How exercise helps prevent chronic disease
Lieberman concludes his book with a detailed section describing why regular moderate exercise is critical in preventing many common chronic diseases that we associate with aging. He points out that middle-aged and older hunter-gatherers never get to relax and retire. They remain active members of their tribe throughout their lives, participating in hunting and gathering food, doing tasks at camp, and helping with childcare.
In fact, many older tribe members are more active than their young adult children who are busy taking care of infants and toddlers. The average 65-year-old hunter-gatherer man has better aerobic capacity than the average 45-year-old American man.
One reason why exercise helps to prevent chronic disease is that exercise strengthens the immune system. This helps to prevent cancer as well as viral and bacterial infections. Research has clearly shown that moderate exercise, rather than no exercise or extreme exercise, is very effective at improving immunity.
Regular activity also helps to prevent chronic musculoskeletal conditions including osteoarthritis, osteoporosis, and sarcopenia. The more we use our muscles and bones, the stronger they stay throughout our lives, reducing the risk of osteoporosis and sarcopenia; as they say, use it or lose it.

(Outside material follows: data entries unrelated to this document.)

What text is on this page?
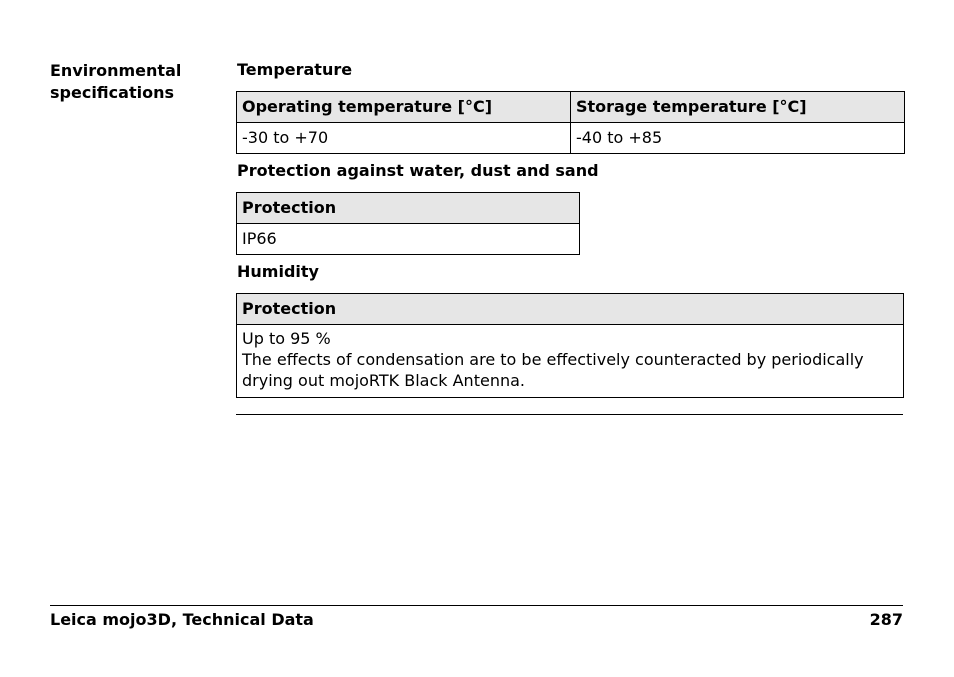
Environmental specifications
Temperature
Operating temperature [°C]	Storage temperature [°C]
-30 to +70	-40 to +85
Protection against water, dust and sand
Protection
IP66
Humidity
Protection
Up to 95 %
The effects of condensation are to be effectively counteracted by periodically drying out mojoRTK Black Antenna.
Leica mojo3D, Technical Data	287
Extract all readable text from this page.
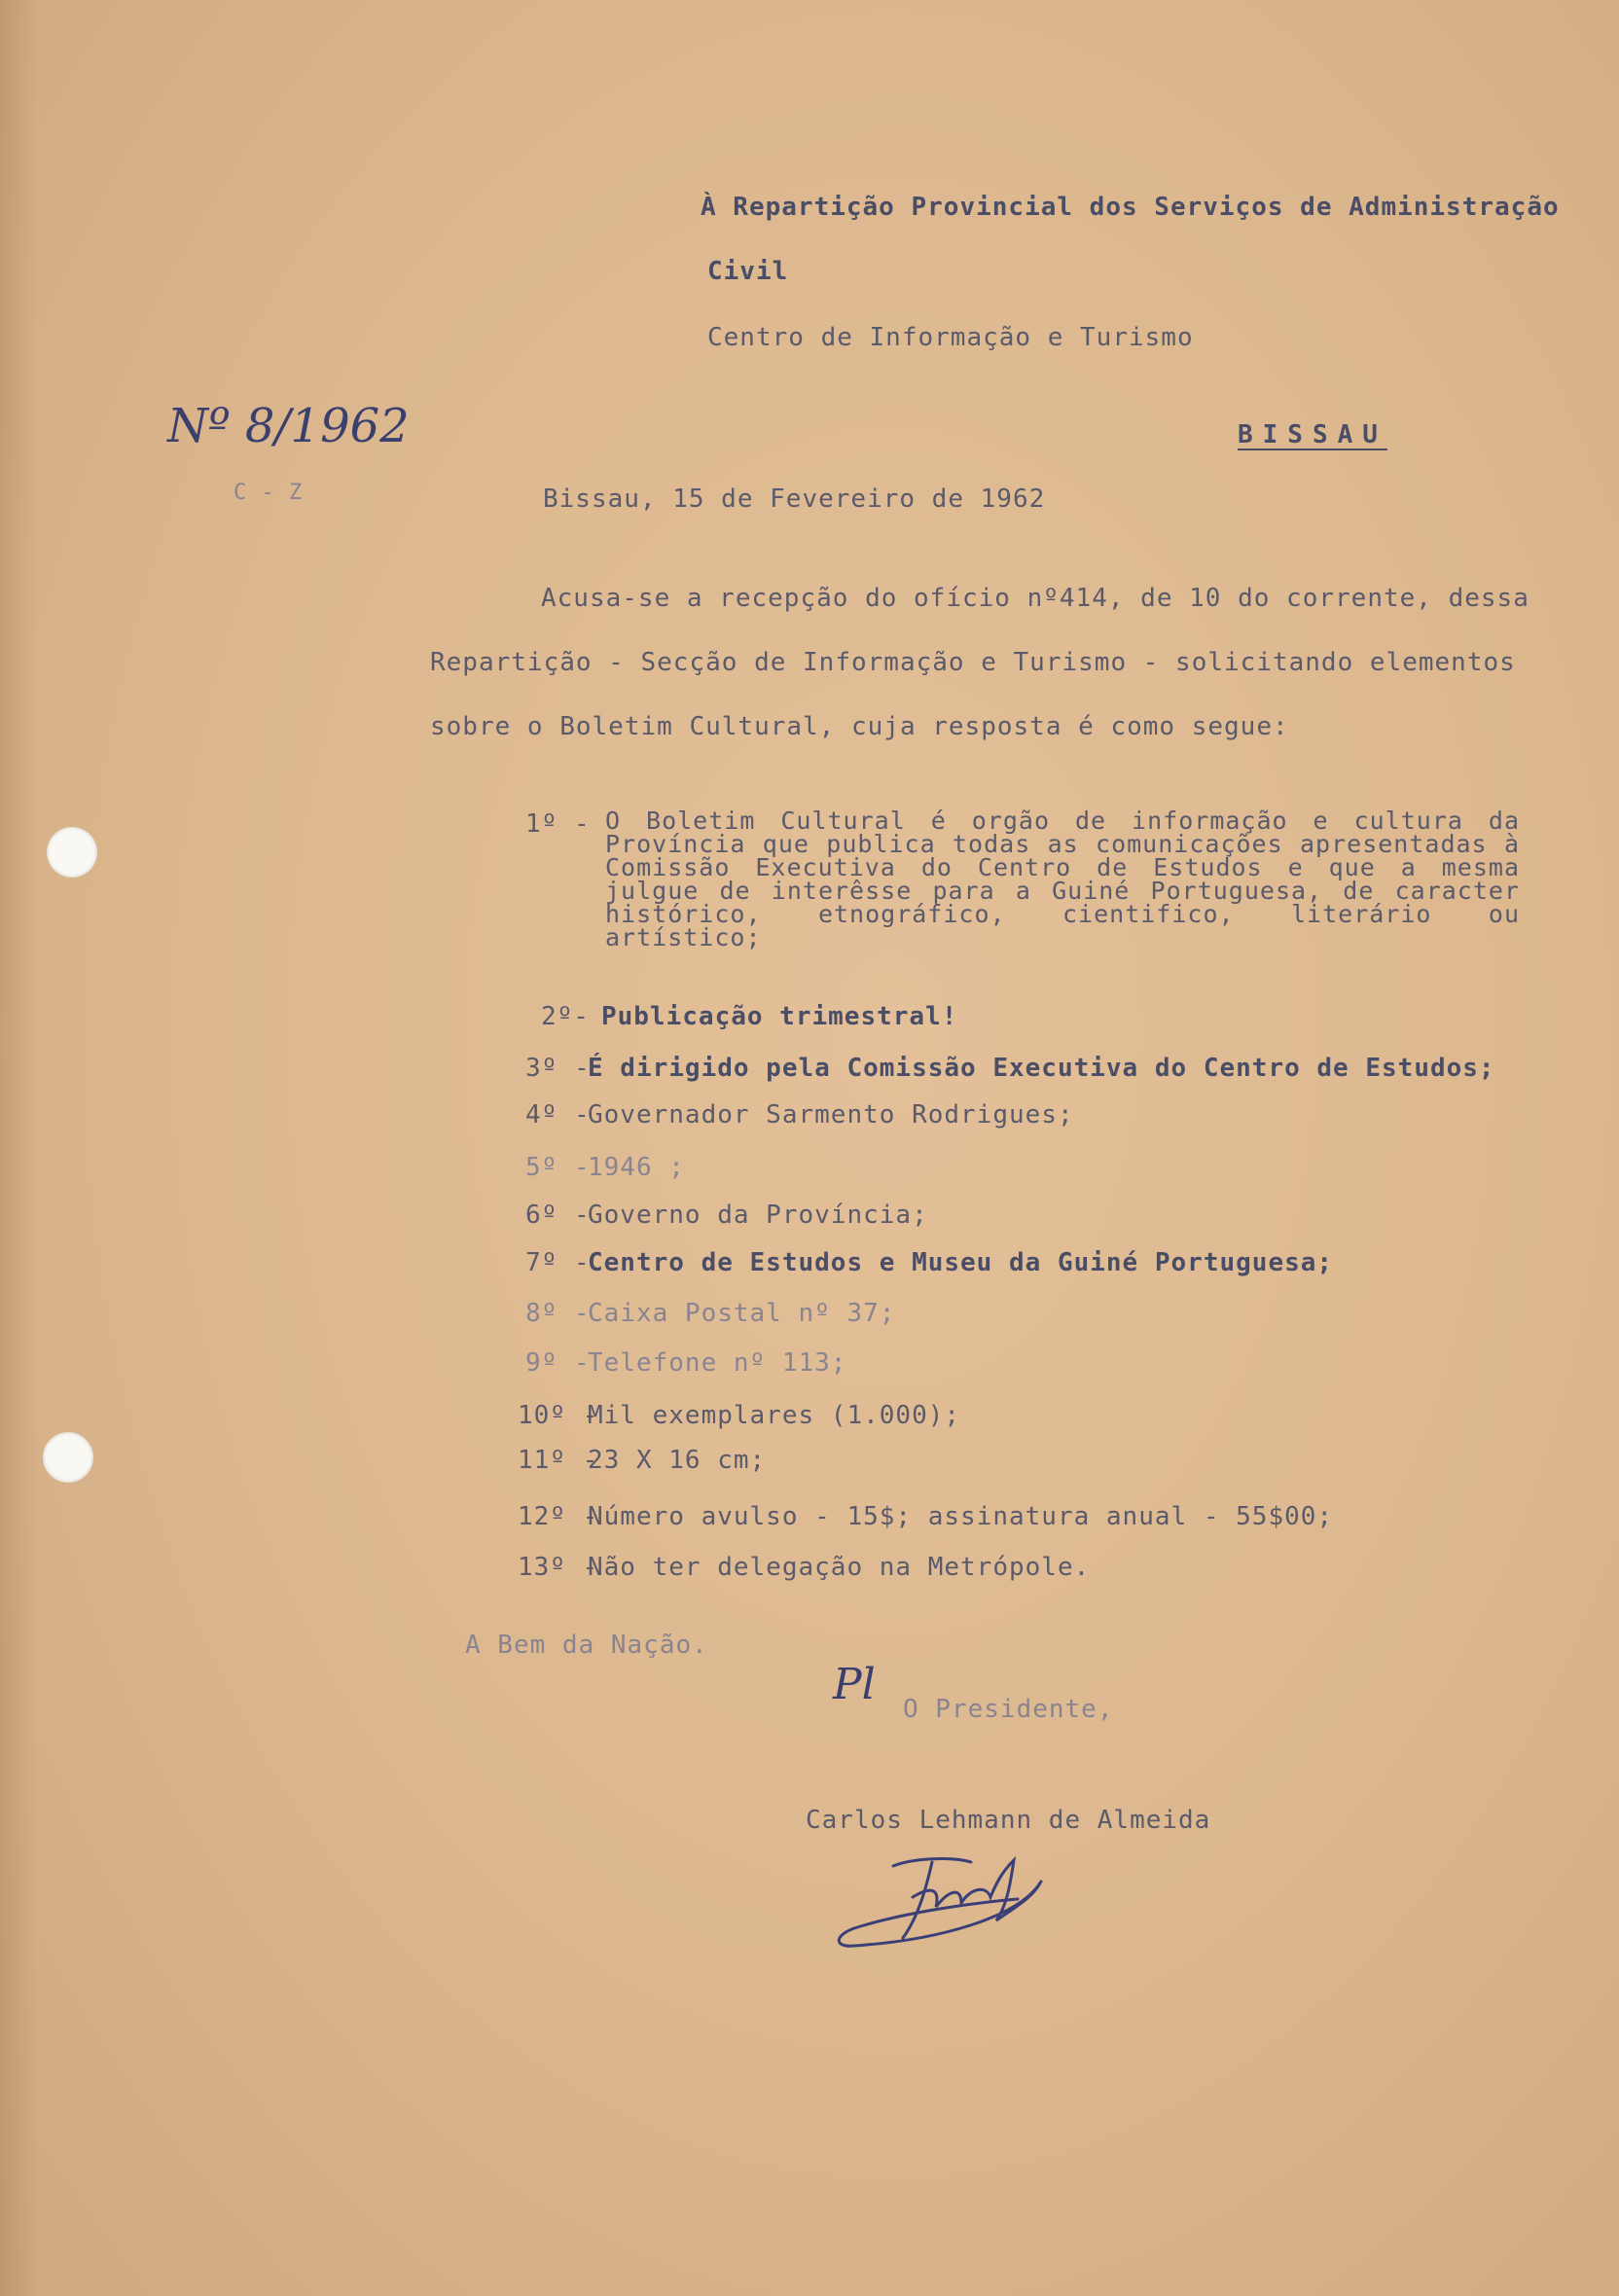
À Repartição Provincial dos Serviços de Administração
Civil
Centro de Informação e Turismo
BISSAU
Nº 8/1962
C - Z	Bissau, 15 de Fevereiro de 1962
Acusa-se a recepção do ofício nº414, de 10 do corrente, dessa
Repartição - Secção de Informação e Turismo - solicitando elementos
sobre o Boletim Cultural, cuja resposta é como segue:
1º - O Boletim Cultural é orgão de informação e cultura da Província que publica todas as comunicações apresentadas à Comissão Executiva do Centro de Estudos e que a mesma julgue de interêsse para a Guiné Portuguesa, de caracter histórico, etnográfico, cientifico, literário ou artístico;
2º- Publicação trimestral!
3º -
É dirigido pela Comissão Executiva do Centro de Estudos;
4º -
Governador Sarmento Rodrigues;
5º -
1946 ;
6º -
Governo da Província;
7º -
Centro de Estudos e Museu da Guiné Portuguesa;
8º -
Caixa Postal nº 37;
9º -
Telefone nº 113;
10º -
Mil exemplares (1.000);
11º -
23 X 16 cm;
12º -
Número avulso - 15$; assinatura anual - 55$00;
13º -
Não ter delegação na Metrópole.
A Bem da Nação.
Pl O Presidente,
Carlos Lehmann de Almeida
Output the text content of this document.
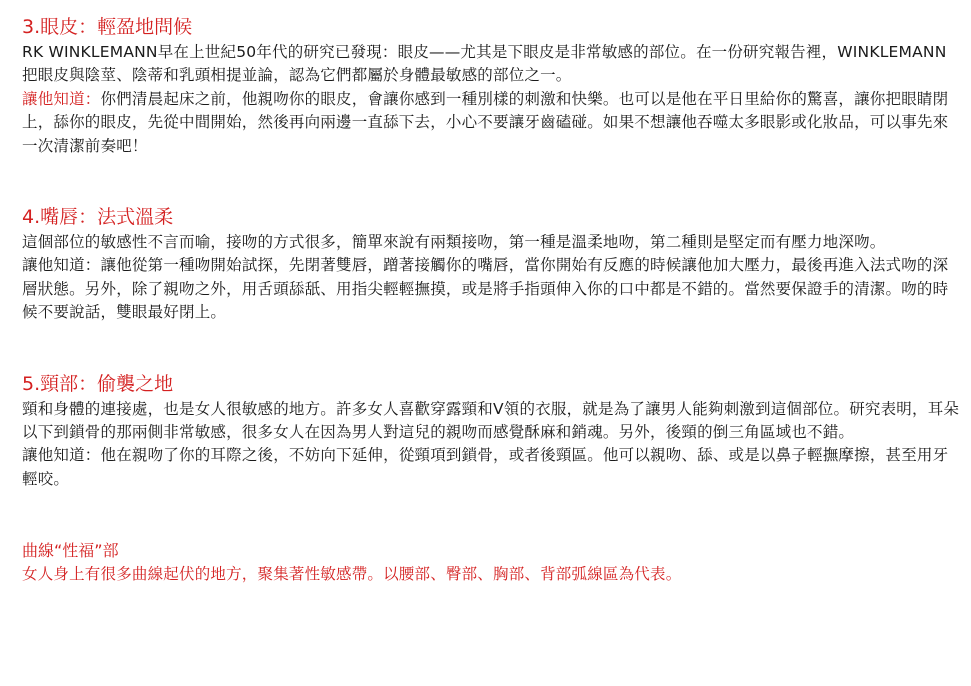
3.眼皮：輕盈地問候

RK WINKLEMANN早在上世紀50年代的研究已發現：眼皮——尤其是下眼皮是非常敏感的部位。在一份研究報告裡，WINKLEMANN把眼皮與陰莖、陰蒂和乳頭相提並論，認為它們都屬於身體最敏感的部位之一。

讓他知道：你們清晨起床之前，他親吻你的眼皮，會讓你感到一種別樣的刺激和快樂。也可以是他在平日里給你的驚喜，讓你把眼睛閉上，舔你的眼皮，先從中間開始，然後再向兩邊一直舔下去，小心不要讓牙齒磕碰。如果不想讓他吞噬太多眼影或化妝品，可以事先來一次清潔前奏吧！

4.嘴唇：法式溫柔

這個部位的敏感性不言而喻，接吻的方式很多，簡單來說有兩類接吻，第一種是溫柔地吻，第二種則是堅定而有壓力地深吻。

讓他知道：讓他從第一種吻開始試探，先閉著雙唇，蹭著接觸你的嘴唇，當你開始有反應的時候讓他加大壓力，最後再進入法式吻的深層狀態。另外，除了親吻之外，用舌頭舔舐、用指尖輕輕撫摸，或是將手指頭伸入你的口中都是不錯的。當然要保證手的清潔。吻的時候不要說話，雙眼最好閉上。

5.頸部：偷襲之地

頸和身體的連接處，也是女人很敏感的地方。許多女人喜歡穿露頸和V領的衣服，就是為了讓男人能夠刺激到這個部位。研究表明，耳朵以下到鎖骨的那兩側非常敏感，很多女人在因為男人對這兒的親吻而感覺酥麻和銷魂。另外，後頸的倒三角區域也不錯。

讓他知道：他在親吻了你的耳際之後，不妨向下延伸，從頸項到鎖骨，或者後頸區。他可以親吻、舔、或是以鼻子輕撫摩擦，甚至用牙輕咬。

曲線“性福”部

女人身上有很多曲線起伏的地方，聚集著性敏感帶。以腰部、臀部、胸部、背部弧線區為代表。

And rates of osteoarthritis have risen dramatically since we’ve become more sedentary. Lieberman educates us that osteoarthritis is not caused by wear and tear as is commonly thought—it’s actually caused by inflammation that eats away at the cartilage in our joints. In many cases, this inflammation is caused by obesity and physical inactivity.
Exercise helps to prevent Alzheimer’s disease and other neurodegenerative diseases by stimulating the production of a protein called brain-derived neurotrophic factor (BDNF). BDNF was first produced by the brain to give mammals energy during physical activity. As we evolved, it also took on the role of being “Miracle-Gro” for the brain: encouraging the growth of new neurons, improving neuron function, preventing premature neuron death, and improving signal strength between neurons. Physical activity is the only way we can produce high levels of BDNF, so exercise is critical for preserving brain function as we age.
Regular exercise has proven to be as effective as pharmaceuticals and therapy for mental health conditions, which affect about one in five American adults. As I’ll describe in the next section, exercise increases levels of dopamine, serotonin, endorphins, and endocannabinoids, all of which make us feel happy and reduce our stress. Exercise stimulates the release of the neurotransmitters norepinephrine, glutamate, and GABA, which are often low in people who have depression and anxiety. Exercise also reduces levels of the stress hormone cortisol and improves sleep quality.
Cardiovascular disease, including high blood pressure and coronary artery disease, is clearly a mismatch disease. Researchers have found that hunter-gatherers in their 80s have the same low blood pressure as those in their 20s. Rates of hypertension and coronary artery disease only start to go up when populations become industrialized; that’s when levels of cholesterol and inflammation rise to unhealthy levels, leading to cardiovascular disease. Physical inactivity is a factor in this, as is obesity, poor diets, smoking, and stress.
While obesity is much more a result of diet than lack of exercise, physical inactivity does play a role. Experts agree that the overeating of high-calorie processed foods is the main factor in developing obesity. Thus, the most efficient way to lose weight is to eat only whole, unprocessed foods, and an appropriate amount of calories each day. If you use only exercise to lose weight, your results will be far more gradual. However, studies show that among people who have successfully lost weight, those who exercise regularly are much less likely to regain the weight.
Diet and exercise are both important in reversing metabolic syndrome (high blood sugar, high cholesterol, high blood pressure, and large waist circumference) and type 2 diabetes. These are two conditions which are clearly mismatch diseases, as they’re unheard of among hunter-gatherers and have only recently reached epidemic levels. Approximately 20% to 25% of the world’s adults have metabolic syndrome, and type 2 diabetes is now the fastest growing chronic disease in the world. Being overweight, eating a poor diet, and being sedentary are the main contributors. While drugs are often prescribed to manage these conditions, diet and exercise can reverse them permanently, and often quickly.
Lieberman notes that regular moderate cardiovascular workouts are the most effective type of exercise for prevention of most chronic diseases. An exception is metabolic syndrome and type 2 diabetes, which research show can benefit from a combination of cardio, high-intensity interval training, and strength training.